J'étais furieux, je le reconnais. Mais beaucoup plus envers mon père qu'envers elle. Je décidai alors de me calmer et de lui alléger le poids qu'elle avait apparemment gardé dans sa conscience.

- Je... Désolé, je ne voulais pas être brutal. Dis-je pour essayer de me rattraper.

- Non, non ça va. Je me doutais bien que tu ne serais pas ravi de me revoir.

- Non, ce n'est pas ça. C'est juste que...tu ne t'es jamais vraiment comportée comme une mère avec moi, alors je refuse que tu reviennes subitement avec tes "mon chéri", d'autant que tu ne m'avais jamais appelé comme ça avant.

- C'est bien ce que je disais. Tu n'es pas ravi. Ne t'en fais pas, je ne vais pas tarder. Je voulais juste te souhaiter un joyeux anniversaire.

- C'était hier.

- Oui, je le sais. Je ne suis pas venue hier parce que je pensais que tu voudrais le célébrer avec...avec tes parents.

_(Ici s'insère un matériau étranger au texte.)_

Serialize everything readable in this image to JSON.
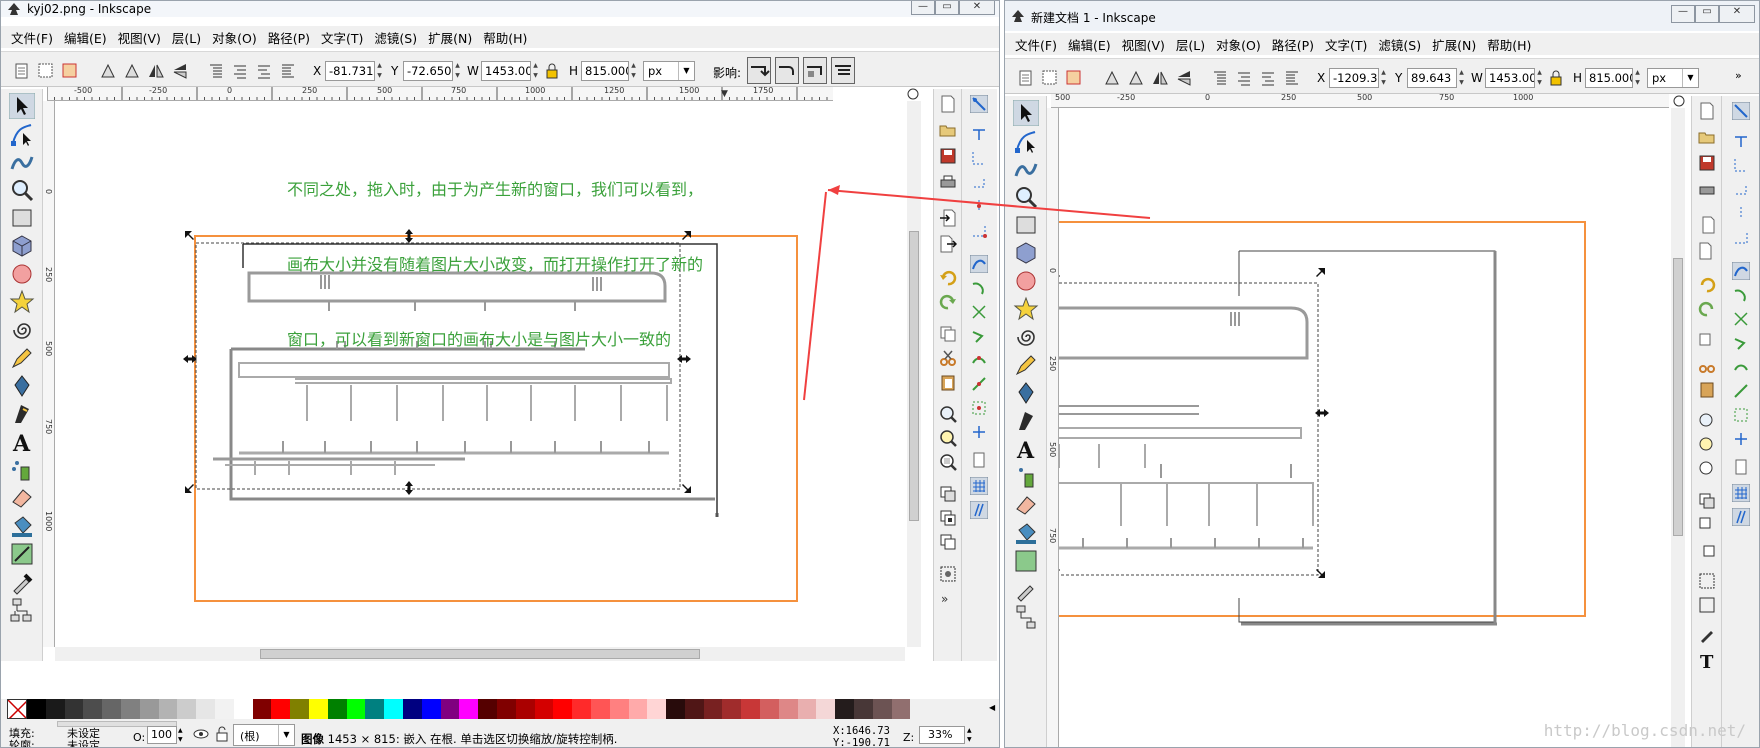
{
  "left_window": {
    "title": "kyj02.png - Inkscape",
    "menu": [
      "文件(F)",
      "编辑(E)",
      "视图(V)",
      "层(L)",
      "对象(O)",
      "路径(P)",
      "文字(T)",
      "滤镜(S)",
      "扩展(N)",
      "帮助(H)"
    ],
    "controls": {
      "x_label": "X",
      "x": "-81.731",
      "y_label": "Y",
      "y": "-72.650",
      "w_label": "W",
      "w": "1453.00",
      "h_label": "H",
      "h": "815.000",
      "unit": "px",
      "affect_label": "影响:"
    },
    "ruler_ticks": [
      "-500",
      "-250",
      "0",
      "250",
      "500",
      "750",
      "1000",
      "1250",
      "1500",
      "1750"
    ],
    "vruler_ticks": [
      "0",
      "250",
      "500",
      "750",
      "1000"
    ],
    "annotation": [
      "不同之处，拖入时，由于为产生新的窗口，我们可以看到，",
      "画布大小并没有随着图片大小改变，而打开操作打开了新的",
      "窗口，可以看到新窗口的画布大小是与图片大小一致的"
    ],
    "status": {
      "fill_label": "填充:",
      "fill_value": "未设定",
      "stroke_label": "轮廓:",
      "stroke_value": "未设定",
      "opacity_label": "O:",
      "opacity_value": "100",
      "layer_value": "(根)",
      "message_bold": "图像",
      "message": " 1453 × 815: 嵌入 在根. 单击选区切换缩放/旋转控制柄.",
      "cursor_x": "X:1646.73",
      "cursor_y": "Y:-190.71",
      "zoom_label": "Z:",
      "zoom_value": "33%"
    }
  },
  "right_window": {
    "title": "新建文档 1 - Inkscape",
    "menu": [
      "文件(F)",
      "编辑(E)",
      "视图(V)",
      "层(L)",
      "对象(O)",
      "路径(P)",
      "文字(T)",
      "滤镜(S)",
      "扩展(N)",
      "帮助(H)"
    ],
    "controls": {
      "x_label": "X",
      "x": "-1209.3",
      "y_label": "Y",
      "y": "89.643",
      "w_label": "W",
      "w": "1453.00",
      "h_label": "H",
      "h": "815.000",
      "unit": "px"
    },
    "ruler_ticks": [
      "500",
      "-250",
      "0",
      "250",
      "500",
      "750",
      "1000"
    ],
    "vruler_ticks": [
      "0",
      "250",
      "500",
      "750"
    ]
  },
  "watermark": "http://blog.csdn.net/",
  "colors": {
    "orange_frame": "#f5913e",
    "arrow": "#f04040",
    "annotation": "#3ba13b",
    "palette": [
      "#000000",
      "#1a1a1a",
      "#333333",
      "#4d4d4d",
      "#666666",
      "#808080",
      "#999999",
      "#b3b3b3",
      "#cccccc",
      "#e6e6e6",
      "#f2f2f2",
      "#ffffff",
      "#800000",
      "#ff0000",
      "#808000",
      "#ffff00",
      "#008000",
      "#00ff00",
      "#008080",
      "#00ffff",
      "#000080",
      "#0000ff",
      "#800080",
      "#ff00ff",
      "#550000",
      "#800000",
      "#aa0000",
      "#d40000",
      "#ff0000",
      "#ff2a2a",
      "#ff5555",
      "#ff8080",
      "#ffaaaa",
      "#ffd5d5",
      "#280b0b",
      "#501616",
      "#782121",
      "#a02c2c",
      "#c83737",
      "#d35f5f",
      "#de8787",
      "#e9afaf",
      "#f4d7d7",
      "#241c1c",
      "#483737",
      "#6c5353",
      "#916f6f"
    ]
  }
}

- Maman, je déteste les anniversaires.

- Quoi ? Depuis quand ?

- Depuis mes sept ans. Tu t'en souviens ?

- Oh. Oui. Je m'en souviens, me dit-elle d'une voix plus faible. C'est d'ailleurs la raison pour laquelle je suis venue. Je voulais attendre tes dix-huit ans pour...

- Pour me raconter que ta relation avec pap...avec cet homme battait de l'aile ? Que tu avais besoin d'aide mais que tu ne voulais pas te faire aider ? Ou alors que je suis né d'un viol ?

Offusquée par ce que je venais de dire, elle laissa tomber son sac à main gris et délavé au sol. Toujours sur le pas de la porte, je sortis puis refermai derrière moi. Hors de question que Alb et Agathe entendent cette conversation.

- Alors ? Dis-je, impatient d'entendre ce qu'elle avait à me dire.

Mais au lieu de répondre, elle se remit à pleurer. Malgré tout, elle restait ma mère et je détestais toujours autant la voir pleurer. Je pris donc son sac, puis le lui remis. Je la serrai ensuite très fortement contre moi en essayant de la calmer :

- Je n'étais qu'un enfant. Tu n'avais pas à m'infliger tout ça. Mais maintenant que je connais toute l'histoire, je sais que ce n'était pas de ta faute, c'était la sienne. Alors ne pleure pas, je te pardonne maman. Et je t'aime malgré tout.

Elle se sépara de moi et me caressa la joue.

- Ils t'ont vraiment bien éduqué. C'était un mal pour un bien au final.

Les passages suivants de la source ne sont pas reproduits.